MMLI's function at first was clear; however, later it would develop different roles. At the beginning, MMLI's role was dedicated to the examination of aliens working in factories and munitions plants, effectively becoming a secret part of the employment process for this kind of work. However, by May 1916, there was a radical change in direction for the organisation. After some Labour leaders started to oppose the Munitions of War Act, intelligence shifted from solely finding German agents, to trying to protect against industrial action too, focusing left on the political spectrum.

PMS2 was attached to Colonel Arthur Lee, Parliamentary Military Secretary to the Ministry of Munitions and in practice operated as a branch of MI5.

This new role was a creation of a new strike on 17 March 1916, what would affect the war machine greatly.
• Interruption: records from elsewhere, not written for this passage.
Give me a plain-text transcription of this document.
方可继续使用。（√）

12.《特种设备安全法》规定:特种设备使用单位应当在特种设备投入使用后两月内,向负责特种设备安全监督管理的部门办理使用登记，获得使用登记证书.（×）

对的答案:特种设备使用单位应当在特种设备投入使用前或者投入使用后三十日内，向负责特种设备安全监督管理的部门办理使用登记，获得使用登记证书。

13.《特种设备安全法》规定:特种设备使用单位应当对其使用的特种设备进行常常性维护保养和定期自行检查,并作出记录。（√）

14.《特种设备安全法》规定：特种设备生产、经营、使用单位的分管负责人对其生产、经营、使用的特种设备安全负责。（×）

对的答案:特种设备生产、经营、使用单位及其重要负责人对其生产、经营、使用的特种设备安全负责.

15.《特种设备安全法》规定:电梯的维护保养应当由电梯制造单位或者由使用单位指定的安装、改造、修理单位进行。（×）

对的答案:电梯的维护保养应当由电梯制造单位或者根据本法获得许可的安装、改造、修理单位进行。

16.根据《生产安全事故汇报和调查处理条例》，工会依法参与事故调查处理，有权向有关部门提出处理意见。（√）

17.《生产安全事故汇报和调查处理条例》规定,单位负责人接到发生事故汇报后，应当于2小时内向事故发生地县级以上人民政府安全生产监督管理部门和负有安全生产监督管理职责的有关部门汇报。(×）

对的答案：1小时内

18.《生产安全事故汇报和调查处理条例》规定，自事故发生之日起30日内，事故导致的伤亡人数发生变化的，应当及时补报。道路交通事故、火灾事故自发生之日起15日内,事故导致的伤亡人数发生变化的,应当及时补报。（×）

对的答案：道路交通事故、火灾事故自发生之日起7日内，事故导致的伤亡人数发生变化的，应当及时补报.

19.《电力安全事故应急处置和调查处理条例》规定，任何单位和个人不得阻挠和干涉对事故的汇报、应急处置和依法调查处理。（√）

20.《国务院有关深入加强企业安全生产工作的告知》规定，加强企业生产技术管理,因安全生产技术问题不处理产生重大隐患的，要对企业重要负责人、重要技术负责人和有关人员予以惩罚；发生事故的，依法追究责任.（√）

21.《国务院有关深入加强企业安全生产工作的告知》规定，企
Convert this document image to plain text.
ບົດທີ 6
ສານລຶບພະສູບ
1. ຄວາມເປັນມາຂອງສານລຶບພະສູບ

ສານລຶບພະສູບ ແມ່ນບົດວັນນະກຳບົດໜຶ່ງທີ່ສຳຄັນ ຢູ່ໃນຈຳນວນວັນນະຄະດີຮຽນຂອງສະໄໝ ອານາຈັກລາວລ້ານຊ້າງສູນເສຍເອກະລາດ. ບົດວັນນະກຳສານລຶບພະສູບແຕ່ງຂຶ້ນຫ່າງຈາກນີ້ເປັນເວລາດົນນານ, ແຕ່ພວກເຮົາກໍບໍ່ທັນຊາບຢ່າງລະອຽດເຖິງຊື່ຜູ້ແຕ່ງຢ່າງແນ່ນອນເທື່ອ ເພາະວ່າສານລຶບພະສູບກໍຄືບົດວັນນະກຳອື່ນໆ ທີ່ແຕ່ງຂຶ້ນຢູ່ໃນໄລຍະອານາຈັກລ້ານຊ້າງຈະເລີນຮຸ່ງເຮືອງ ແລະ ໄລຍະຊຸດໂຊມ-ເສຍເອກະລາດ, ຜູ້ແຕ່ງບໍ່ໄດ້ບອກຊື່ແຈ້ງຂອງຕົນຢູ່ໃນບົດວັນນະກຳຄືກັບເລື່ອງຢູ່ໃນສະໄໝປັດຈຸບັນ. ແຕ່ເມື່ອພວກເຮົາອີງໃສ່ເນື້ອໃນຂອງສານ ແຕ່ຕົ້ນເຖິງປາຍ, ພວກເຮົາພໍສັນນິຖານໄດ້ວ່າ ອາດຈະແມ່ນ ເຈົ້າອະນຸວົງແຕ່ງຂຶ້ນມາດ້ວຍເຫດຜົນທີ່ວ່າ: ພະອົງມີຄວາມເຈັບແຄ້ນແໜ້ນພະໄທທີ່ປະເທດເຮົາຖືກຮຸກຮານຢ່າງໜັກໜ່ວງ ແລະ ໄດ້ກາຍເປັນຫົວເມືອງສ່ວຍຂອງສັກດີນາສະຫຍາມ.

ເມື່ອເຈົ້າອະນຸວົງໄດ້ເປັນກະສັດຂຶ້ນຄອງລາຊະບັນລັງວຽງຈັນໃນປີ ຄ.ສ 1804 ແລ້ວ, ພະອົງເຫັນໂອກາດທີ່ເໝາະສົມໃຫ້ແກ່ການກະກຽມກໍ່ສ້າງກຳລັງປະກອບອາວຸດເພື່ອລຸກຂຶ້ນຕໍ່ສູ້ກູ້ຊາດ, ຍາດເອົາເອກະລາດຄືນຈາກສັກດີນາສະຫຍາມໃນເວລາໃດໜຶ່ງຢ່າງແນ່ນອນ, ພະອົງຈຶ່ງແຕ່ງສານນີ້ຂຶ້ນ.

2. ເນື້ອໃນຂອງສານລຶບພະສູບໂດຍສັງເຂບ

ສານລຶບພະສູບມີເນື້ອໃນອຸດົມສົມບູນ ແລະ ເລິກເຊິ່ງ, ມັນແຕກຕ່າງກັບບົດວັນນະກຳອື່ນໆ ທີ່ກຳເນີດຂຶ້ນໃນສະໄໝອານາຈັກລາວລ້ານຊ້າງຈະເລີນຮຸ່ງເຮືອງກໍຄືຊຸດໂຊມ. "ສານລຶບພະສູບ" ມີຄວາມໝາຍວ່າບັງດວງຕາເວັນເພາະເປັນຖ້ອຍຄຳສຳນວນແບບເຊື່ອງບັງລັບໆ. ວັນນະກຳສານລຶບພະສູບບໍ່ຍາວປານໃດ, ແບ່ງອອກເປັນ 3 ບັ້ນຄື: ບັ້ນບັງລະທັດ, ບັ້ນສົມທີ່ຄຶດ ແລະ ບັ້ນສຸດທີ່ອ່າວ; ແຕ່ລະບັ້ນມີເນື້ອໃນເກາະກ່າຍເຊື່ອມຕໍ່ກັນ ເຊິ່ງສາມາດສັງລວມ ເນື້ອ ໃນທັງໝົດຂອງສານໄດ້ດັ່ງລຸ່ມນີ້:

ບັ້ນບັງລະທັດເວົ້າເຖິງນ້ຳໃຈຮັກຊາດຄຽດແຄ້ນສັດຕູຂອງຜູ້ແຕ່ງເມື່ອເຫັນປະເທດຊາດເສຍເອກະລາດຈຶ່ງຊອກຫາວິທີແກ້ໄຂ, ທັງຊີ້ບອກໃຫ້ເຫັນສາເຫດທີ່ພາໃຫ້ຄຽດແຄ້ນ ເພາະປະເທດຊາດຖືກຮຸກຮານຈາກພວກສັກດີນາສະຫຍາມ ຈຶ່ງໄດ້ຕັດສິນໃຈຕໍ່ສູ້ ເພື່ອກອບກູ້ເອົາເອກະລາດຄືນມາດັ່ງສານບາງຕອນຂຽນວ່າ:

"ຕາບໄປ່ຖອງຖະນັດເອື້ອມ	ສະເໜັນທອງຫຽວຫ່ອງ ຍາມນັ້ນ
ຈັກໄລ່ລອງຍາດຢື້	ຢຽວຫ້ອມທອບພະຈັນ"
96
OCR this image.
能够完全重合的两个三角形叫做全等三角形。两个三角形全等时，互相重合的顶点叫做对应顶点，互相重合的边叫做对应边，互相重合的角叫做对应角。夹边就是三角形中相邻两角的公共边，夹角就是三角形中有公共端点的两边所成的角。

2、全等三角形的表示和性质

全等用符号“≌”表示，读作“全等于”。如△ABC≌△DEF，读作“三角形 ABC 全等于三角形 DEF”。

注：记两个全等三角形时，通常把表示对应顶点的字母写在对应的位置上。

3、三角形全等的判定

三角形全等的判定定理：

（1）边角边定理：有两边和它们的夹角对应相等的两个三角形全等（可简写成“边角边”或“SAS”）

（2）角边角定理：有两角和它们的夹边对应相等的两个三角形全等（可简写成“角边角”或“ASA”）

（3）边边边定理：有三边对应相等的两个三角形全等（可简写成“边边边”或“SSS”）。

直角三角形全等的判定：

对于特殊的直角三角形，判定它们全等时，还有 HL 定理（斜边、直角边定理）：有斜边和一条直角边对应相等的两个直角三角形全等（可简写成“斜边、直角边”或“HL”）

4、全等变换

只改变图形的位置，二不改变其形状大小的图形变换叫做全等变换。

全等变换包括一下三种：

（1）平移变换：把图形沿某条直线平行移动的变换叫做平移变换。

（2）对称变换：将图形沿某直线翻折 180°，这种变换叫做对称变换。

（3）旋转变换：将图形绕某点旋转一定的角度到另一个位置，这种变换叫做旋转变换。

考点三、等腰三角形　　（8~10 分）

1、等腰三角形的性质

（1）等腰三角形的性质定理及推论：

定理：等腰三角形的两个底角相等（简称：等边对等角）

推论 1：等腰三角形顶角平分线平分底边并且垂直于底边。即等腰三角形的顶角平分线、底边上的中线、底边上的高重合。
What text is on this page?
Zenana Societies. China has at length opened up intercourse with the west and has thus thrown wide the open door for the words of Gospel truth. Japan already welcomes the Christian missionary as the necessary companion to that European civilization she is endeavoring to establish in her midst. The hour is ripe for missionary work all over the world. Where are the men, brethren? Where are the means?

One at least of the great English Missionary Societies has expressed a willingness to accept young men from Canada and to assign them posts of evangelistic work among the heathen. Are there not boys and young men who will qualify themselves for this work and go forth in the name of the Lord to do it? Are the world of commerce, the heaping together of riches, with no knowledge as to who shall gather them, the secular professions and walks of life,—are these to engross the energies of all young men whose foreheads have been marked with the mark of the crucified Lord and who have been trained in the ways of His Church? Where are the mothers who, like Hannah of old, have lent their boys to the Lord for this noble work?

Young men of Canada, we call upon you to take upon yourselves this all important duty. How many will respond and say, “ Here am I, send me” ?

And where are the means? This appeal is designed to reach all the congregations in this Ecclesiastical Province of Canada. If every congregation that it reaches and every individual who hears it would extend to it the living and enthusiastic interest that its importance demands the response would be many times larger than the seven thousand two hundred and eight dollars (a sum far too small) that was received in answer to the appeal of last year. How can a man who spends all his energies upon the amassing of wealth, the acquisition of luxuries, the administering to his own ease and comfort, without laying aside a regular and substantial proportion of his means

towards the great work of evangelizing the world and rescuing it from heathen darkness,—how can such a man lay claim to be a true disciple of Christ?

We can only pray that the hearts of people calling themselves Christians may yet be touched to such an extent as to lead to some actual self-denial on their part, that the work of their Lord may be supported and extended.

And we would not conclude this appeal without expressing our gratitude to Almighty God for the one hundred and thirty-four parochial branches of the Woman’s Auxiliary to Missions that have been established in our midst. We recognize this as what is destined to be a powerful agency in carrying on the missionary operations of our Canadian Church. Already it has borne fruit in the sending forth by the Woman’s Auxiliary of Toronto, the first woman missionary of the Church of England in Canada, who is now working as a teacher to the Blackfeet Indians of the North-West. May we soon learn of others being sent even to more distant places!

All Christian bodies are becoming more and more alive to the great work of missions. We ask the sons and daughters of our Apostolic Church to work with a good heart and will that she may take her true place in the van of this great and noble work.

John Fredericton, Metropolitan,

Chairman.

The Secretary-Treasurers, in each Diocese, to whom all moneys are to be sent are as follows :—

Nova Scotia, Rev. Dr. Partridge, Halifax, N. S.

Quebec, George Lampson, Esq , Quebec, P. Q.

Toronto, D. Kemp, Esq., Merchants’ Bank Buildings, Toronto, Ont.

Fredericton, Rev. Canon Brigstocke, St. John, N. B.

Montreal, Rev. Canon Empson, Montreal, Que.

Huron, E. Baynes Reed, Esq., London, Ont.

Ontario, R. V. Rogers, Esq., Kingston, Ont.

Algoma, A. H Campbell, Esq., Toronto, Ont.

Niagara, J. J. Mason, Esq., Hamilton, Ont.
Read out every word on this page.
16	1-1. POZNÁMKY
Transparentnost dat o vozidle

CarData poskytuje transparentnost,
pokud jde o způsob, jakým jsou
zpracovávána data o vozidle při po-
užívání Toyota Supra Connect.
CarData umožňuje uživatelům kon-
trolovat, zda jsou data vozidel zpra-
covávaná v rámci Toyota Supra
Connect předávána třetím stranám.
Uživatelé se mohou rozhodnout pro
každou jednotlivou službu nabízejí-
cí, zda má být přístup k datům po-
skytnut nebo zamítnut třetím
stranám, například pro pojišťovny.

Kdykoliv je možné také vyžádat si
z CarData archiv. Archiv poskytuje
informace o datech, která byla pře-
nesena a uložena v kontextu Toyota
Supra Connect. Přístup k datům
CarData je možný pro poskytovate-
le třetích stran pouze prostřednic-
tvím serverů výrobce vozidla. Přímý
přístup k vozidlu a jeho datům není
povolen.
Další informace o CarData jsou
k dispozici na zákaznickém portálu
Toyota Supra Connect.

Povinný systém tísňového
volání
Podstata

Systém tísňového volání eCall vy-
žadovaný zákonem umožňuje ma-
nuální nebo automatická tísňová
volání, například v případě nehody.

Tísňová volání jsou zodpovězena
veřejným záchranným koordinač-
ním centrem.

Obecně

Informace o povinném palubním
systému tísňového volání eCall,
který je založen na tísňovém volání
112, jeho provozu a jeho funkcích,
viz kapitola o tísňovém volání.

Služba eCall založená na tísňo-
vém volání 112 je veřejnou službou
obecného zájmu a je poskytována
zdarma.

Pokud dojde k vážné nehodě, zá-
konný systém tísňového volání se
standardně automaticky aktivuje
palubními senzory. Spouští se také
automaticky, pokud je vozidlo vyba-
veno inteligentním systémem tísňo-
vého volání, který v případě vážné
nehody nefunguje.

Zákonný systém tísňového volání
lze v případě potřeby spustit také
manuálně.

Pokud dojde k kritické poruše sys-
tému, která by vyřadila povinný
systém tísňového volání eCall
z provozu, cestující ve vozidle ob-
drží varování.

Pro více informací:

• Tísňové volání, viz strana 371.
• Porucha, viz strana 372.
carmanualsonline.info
Although the service still believed German agents were behind the unrest, it began to investigate.

==Reform==

In June, 1916, MMLI changed its name so P.M.S.2 (parliamentary military security department, No.2) on the grounds of containing as much information about the organisation from the public as possible. There was also subtle transformation in the unit to investigate sabotage, strikes, and labour unrest. Lieutenant Frederick de Valda was quoted with saying ‘The object if P.M.S.2 was political: to keep an eye on foreign agitators and guard munitions and other important establishments against sabotage and other interference agitators or enemy agents’.

==Fall of P.M.S.2==

By September 1916, the methods used became undercover and somewhat questionable. An agent would pose as a conscientious objector on the run from the police, with the guise to make contact with left-wing groups in the labour market. By December, the ministry started to have doubts about the effectiveness of this campaign. However, in December 1916 'Alex Gordon' (Rickard), an undercover agent reporting to Herbert Booth, claimed to have discovered ‘A plot to kill David Lloyd George the Prime Minister and Arthur Henderson’ leading to charges against four people, including Alice Wheeldon. Their arrests were widely publicised, the methods used by the undercover agent 'Alex Gordon' was recognised by labour groups and extensively attacked in the House of Commons, for fomenting discontent and suspicion, being agent provocateurs, causing embarrassment to the government. Nonetheless, in March 1917, three of the defendants were convicted and imprisoned.

In April 1917 Rickard was sent to South Africa with his wife. During 1917, the MP for Leicester, Ramsay MacDonald, pursued the government to reveal the identity of 'Alex Gordon'.

On Rickard's departure, the Home Office ordered that Special Branch should have the sole responsibility of all sensitive investigations. By 23 April 1917, P.M.S.2 was shut down and its functions were taken over by the War Office and Scotland Yard.